This story is a genre-defying mix of science fiction, dystopian horror with some old-fashioned crime and politics thrown in. To me, some of the characters felt a little flat but The Power makes up for it by creating a magnificent thought experiment.
At first, videos appear online showing teenage girls shooting sparks. As momentum gathers, it becomes clear they’re not a hoax; humans are facing a new phenomenon. Chemicals in the water have caused girls to develop an electricity-producing ‘skein’. What’s more, they can trigger the latent power in older women.
Four characters show the wave of change in crime, politics, religion and media. Roxy, the overlooked, illegitimate daughter of a violent, British mob boss, supplants her brothers in the family’s illegal enterprises. Abused American foster child, Allie, renames herself ‘Mother Eve’ and creates a matriarchal religious movement. Margot represents the political element. An adult whose powers are activated by her daughter, she aims to advance her own career.
The only major male character is Tunde, a globe-trotting, young Nigerian photojournalist. He covers women’s joyful uprisings but learns the new abilities can be used violently. If you decide to pick up this novel be prepared for disturbing scenes.
Combined, the main characters give a page-turning overview of multiple locations and a decade’s worth of change. If I have a complaint, it’s that Allie, Roxy, Margot and Tunde, though well drawn, can feel like ciphers or representations of their chosen fields. I’d have enjoyed more details and complexities, even if it reduced the novel’s pace.
Not the World You Know
As the novel progresses, gender roles reverse. A female news anchor breaks serious stories while her on-air partner, an attractive young man, provides the light relief. The reimagined world breaks down millennia of men’s physical dominance while the author offers social commentary. Revolutions against the patriarchy slide into oppression. The tone becomes tense and optimism is drowned out in an atmosphere of fear.

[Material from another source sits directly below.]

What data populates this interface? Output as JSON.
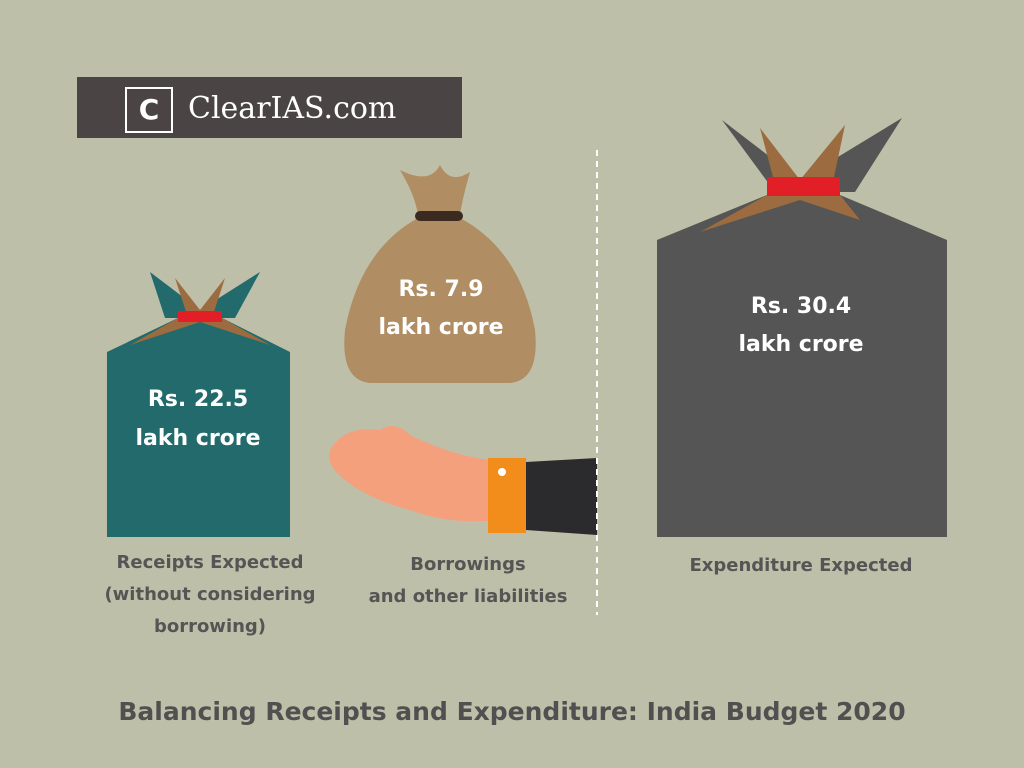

The story is bracketed with letters between Neil, a nervous author from ‘The Men Writers Association’ and a fictionalised version of Naomi Alderman herself, who breezily objectifies men. We’re told The Power is Neil’s novel, sent to Naomi in search of guidance. Her last line of advice sums up the story but I’m not going give away this well signposted twist – if you want to know more, read the book!
Verdict: Naomi Alderman has created an interesting concept and uses The Power to push it to extremes. Predatory male politicians are replaced by equally sleazy women. Matriarchal interpretations of religion develop and crime continues to spread. If this book has a main message it’s that, given the opportunity, men and women are equally capable of corruption and brutality.